Sergei Kourdakov, a former KGB agent and Soviet naval intelligence officer, defected from the USSR at the age of twenty. A year later we met at my Federal Government office in Washington DC. We were watched and followed. “Even you could be spy,” Sergei whispered. My book, A Rose for Sergei, is the true story of our time together.

Monday, October 28, 2013

Anything But Mundane


Definition of mundane (adjective):  ordinary, dull, routine, boring, unexciting

Below is an excerpt from my draft of A Rose for Sergei.  It was a Sunday afternoon and Sergei Kourdakov stopped by my apartment in Arlington, VA.  We only had a few hours to visit before he had to leave for the airport for his return flight to Los Angeles.

”We didn’t have a lot of time left together that afternoon but Sergei remembered that I said I needed to go to the grocery store that weekend because I was practically out of everything.  And, for some strange reason, he said he really wanted to help me grocery shop.  It seemed like such a mundane thing to do, but he was adamant about going with me.

I should have known that a trip to the grocery store with Sergei would be anything but mundane.  Everything in this country was new to him, and he wanted to experience as much as he could.  He had to push the grocery cart, he had to look at everything in the store and ask about all the items.  We laughed the entire time and acted like two little kids in a candy store for the first time.  I could tell that just hanging out together, doing something so ordinary, made him feel like he was normal.  He could forget about his past life, forget about the danger he felt, at least for just a little while.

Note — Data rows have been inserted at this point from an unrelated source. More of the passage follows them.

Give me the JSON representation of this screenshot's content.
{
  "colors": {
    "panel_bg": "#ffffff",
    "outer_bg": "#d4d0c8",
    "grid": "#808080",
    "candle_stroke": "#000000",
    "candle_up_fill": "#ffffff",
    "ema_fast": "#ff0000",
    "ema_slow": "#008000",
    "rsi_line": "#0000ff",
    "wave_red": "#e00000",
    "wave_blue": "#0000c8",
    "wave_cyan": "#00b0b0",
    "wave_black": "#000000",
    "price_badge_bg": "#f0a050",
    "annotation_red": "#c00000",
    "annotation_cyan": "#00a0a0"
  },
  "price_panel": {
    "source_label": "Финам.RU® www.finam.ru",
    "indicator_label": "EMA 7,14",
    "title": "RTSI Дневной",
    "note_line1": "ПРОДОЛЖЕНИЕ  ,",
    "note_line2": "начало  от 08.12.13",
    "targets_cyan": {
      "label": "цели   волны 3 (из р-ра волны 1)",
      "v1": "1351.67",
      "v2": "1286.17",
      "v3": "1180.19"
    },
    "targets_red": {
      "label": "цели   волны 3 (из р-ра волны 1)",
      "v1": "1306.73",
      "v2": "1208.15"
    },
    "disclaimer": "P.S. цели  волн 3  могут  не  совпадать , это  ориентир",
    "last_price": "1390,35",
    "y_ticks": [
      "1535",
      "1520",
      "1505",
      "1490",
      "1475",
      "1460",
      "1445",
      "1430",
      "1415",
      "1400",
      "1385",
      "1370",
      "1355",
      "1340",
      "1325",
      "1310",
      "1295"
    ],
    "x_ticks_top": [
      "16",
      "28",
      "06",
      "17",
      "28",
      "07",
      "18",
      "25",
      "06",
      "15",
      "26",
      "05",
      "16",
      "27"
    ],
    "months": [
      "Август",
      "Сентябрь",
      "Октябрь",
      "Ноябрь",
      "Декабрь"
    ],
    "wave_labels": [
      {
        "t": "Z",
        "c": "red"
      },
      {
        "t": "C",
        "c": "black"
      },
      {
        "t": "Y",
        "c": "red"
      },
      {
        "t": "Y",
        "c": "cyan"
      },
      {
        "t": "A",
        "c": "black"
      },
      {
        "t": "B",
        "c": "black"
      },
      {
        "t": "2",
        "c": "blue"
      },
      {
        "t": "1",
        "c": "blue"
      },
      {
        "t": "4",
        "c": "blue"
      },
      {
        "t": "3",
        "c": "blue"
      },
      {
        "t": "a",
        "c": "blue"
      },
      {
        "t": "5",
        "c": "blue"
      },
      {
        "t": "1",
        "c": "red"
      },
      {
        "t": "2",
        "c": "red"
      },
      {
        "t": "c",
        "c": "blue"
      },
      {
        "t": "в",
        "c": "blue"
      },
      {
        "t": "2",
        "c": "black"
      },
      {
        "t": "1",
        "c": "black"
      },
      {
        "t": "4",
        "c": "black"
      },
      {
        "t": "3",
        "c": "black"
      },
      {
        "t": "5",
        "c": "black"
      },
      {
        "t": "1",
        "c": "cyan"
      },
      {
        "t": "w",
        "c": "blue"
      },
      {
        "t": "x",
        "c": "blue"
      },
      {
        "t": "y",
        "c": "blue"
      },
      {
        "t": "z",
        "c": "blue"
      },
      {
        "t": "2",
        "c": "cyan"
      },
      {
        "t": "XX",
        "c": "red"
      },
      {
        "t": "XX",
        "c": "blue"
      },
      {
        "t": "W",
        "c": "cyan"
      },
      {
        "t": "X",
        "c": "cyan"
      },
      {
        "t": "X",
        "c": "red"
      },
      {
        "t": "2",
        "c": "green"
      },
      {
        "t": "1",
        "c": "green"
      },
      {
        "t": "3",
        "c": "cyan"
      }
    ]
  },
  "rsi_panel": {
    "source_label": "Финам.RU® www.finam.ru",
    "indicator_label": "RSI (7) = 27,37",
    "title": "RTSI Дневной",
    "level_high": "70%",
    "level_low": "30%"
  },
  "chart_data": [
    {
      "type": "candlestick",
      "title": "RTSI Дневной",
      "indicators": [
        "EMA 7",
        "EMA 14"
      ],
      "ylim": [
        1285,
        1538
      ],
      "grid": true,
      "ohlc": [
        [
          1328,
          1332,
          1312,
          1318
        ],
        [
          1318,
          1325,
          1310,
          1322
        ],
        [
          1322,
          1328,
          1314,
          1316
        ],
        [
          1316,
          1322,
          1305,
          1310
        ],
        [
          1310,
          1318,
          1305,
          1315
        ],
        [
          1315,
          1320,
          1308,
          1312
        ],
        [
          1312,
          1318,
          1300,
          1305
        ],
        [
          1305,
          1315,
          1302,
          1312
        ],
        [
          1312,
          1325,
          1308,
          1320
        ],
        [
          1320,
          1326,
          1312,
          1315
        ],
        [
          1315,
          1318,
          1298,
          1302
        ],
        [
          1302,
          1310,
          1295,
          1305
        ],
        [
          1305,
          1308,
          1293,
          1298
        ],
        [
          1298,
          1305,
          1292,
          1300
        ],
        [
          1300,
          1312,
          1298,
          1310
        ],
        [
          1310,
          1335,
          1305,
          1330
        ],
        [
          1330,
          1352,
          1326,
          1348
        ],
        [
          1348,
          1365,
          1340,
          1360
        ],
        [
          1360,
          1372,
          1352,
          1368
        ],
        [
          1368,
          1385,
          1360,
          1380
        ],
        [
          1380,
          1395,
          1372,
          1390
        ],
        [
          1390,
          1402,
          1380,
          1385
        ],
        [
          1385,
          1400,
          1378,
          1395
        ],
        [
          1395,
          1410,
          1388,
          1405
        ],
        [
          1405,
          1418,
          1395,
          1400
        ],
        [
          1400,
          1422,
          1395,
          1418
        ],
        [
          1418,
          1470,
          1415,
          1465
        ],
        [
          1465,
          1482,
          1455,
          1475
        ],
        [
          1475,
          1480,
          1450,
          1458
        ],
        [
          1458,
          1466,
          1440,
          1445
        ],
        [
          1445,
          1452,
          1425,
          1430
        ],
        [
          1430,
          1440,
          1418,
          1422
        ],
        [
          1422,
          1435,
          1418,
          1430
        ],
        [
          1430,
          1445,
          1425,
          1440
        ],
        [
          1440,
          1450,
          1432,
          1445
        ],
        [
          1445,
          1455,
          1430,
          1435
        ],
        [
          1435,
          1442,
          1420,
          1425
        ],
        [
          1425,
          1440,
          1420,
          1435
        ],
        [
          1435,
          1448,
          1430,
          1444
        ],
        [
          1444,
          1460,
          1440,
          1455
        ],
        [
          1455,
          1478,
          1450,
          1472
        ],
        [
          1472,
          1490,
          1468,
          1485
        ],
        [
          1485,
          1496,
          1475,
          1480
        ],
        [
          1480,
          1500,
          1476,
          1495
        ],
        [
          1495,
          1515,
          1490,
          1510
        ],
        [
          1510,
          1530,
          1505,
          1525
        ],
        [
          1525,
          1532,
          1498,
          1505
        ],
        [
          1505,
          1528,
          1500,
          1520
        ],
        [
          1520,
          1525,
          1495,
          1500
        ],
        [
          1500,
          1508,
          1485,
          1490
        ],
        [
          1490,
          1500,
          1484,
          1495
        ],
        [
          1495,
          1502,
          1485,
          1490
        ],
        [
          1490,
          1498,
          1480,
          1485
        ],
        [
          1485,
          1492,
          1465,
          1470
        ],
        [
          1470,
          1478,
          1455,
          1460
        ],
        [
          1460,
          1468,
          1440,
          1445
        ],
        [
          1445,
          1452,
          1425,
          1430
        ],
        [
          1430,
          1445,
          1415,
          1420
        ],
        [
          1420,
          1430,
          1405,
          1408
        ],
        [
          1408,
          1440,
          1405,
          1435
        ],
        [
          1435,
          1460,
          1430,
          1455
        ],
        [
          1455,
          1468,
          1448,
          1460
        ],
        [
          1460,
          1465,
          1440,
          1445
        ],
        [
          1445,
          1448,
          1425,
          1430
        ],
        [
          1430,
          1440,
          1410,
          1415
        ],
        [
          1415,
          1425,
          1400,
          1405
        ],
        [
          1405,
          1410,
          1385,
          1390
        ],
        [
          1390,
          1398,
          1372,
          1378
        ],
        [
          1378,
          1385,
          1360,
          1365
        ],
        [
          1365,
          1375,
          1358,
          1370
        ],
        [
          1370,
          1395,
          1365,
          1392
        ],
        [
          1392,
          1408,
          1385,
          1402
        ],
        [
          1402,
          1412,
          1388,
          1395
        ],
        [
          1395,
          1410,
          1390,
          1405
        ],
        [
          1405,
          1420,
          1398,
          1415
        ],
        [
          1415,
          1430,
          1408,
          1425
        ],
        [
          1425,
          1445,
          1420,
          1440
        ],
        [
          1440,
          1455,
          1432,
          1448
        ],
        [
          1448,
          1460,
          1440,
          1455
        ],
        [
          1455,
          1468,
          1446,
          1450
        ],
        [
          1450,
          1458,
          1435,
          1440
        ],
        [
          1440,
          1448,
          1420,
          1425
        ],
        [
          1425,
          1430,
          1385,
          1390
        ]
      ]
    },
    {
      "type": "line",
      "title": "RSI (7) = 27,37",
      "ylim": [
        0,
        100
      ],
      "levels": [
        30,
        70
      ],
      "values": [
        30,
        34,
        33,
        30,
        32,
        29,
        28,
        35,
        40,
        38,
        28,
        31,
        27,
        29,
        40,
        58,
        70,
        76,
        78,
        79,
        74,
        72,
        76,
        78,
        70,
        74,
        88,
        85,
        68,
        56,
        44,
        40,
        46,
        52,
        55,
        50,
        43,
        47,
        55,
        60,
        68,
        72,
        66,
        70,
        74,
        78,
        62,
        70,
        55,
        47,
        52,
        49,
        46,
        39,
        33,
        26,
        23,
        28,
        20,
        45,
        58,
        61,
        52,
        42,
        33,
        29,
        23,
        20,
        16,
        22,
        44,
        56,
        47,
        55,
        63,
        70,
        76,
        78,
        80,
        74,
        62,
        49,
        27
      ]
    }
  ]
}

When we were done shopping he took a wild ride on the back of the grocery cart in the parking lot as he raced ahead of me to my car.  It was quite a spectacle, and I just shook my head in disbelief and smiled.  I didn’t know a lot about the . . . but I was pretty sure that wasn’t the image they usually projected.  As I watched him sailing through the parking lot on the grocery cart, I couldn’t help but think how free he must have felt.  For the first time in his life he was completely free to be himself.  And he loved every moment.”

Sergei and I always tried to fit in as much time together as possible.  It seemed like there was never enough time.  Spending time with Sergei was always an adventure—it was never ordinary.  It was anything but mundane.